As just one example of successful association alliances, the president of the American Newspaper Publishers Association, has displayed an AMC client association's product and describe its benefits as a use for waste newspaper in testimony to a Congressional committee.

AMC does not believe in approaching government relations from a negative position. Obstinate opposition to legislative or regulatory proposals is rarely productive. We have been pleasantly surprised at how receptive legislators and regulators are to outside groups who honestly help them find realistic solutions to problems. Areas in which AMC has been, or continues to be active in Washington include:

  • Formal recognition of the programs of an AMC client group by the White House Office of Private Sector Initiatives.
  • Continuing contact with CPSC and the Congress in support of continued authority for CPSC to regulate the product of an AMC client. This effort has involved testimony and personal meetings.
  • Liaison with the Federal Trade Commission in support of enforcement of "The R-Value Rule for Thermal Insulation."
    Successful petitioned the FTC for changes in the "R-Value Rule" to specify the technical basis for enforcement.
  • Cooperated with EPA in communicating information about the 1985 RCRA reauthorization changes to hazardous waste generators through workshops and seminars.
  • Primary contributors to EPA guideline on recycled content of insulation materials. (And recognized by USEPA as the single most important and influential industry representatives involved in the guideline development process. An EPA staff member stated: "Without you the guideline would not exist.")
  • Conducted well-attended information breakfasts for senators, representatives, and legislative aides.
  • Induced the Federal Aviation Administration to issue a bulletin correcting erroneous information contained in a construction guideline published under FAA auspices.
  • Worked with legal counsel and technical consultants to obtain an advisory opinion totally supportive of a client association's position from the General Counsel of the Consumer Products Safety Commission.
At the state level we have helped clients successfully defeat a weak and ineffective contractor licensing bill in Ohio, and are now actively working with the legislature to draft appropriate legislation.

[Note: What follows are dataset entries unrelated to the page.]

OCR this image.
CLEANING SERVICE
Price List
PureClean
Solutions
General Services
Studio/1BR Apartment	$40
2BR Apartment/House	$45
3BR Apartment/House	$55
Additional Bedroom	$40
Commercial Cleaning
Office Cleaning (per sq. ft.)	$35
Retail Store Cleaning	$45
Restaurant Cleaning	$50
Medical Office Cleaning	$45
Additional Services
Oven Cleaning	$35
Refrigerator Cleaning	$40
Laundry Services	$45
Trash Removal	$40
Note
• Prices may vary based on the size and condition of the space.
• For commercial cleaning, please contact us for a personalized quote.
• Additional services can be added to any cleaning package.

Normally government relations move with glacial slowness. However associations must be prepared to act rapidly when fast action is required. Several years ago the State of New Mexico proposed to ban a specific type of construction material.

With only two weeks notice we prepared to participate in a public hearing on this proposal. We acknowledged a legitimate problem with the use of the material, and showed the Construction Industries Division how the problem could be handled without the extreme action of banning the product.

The CID eventually adopted the AMC client's guidelines for the use of the material as a state regulation. Later we conducted seminars for the CID to teach their inspectors how to evaluate installations of the product. The head of the New Mexico CID later characterized this effort as the best industry response he had ever seen.

The point behind these case histories is that in instances where a real problem existed, we approached the challenge by helping solve the problem. In cases where the perceived problem was nonexistent we used facts to demonstrate convincingly that no legislative or regulatory action was required.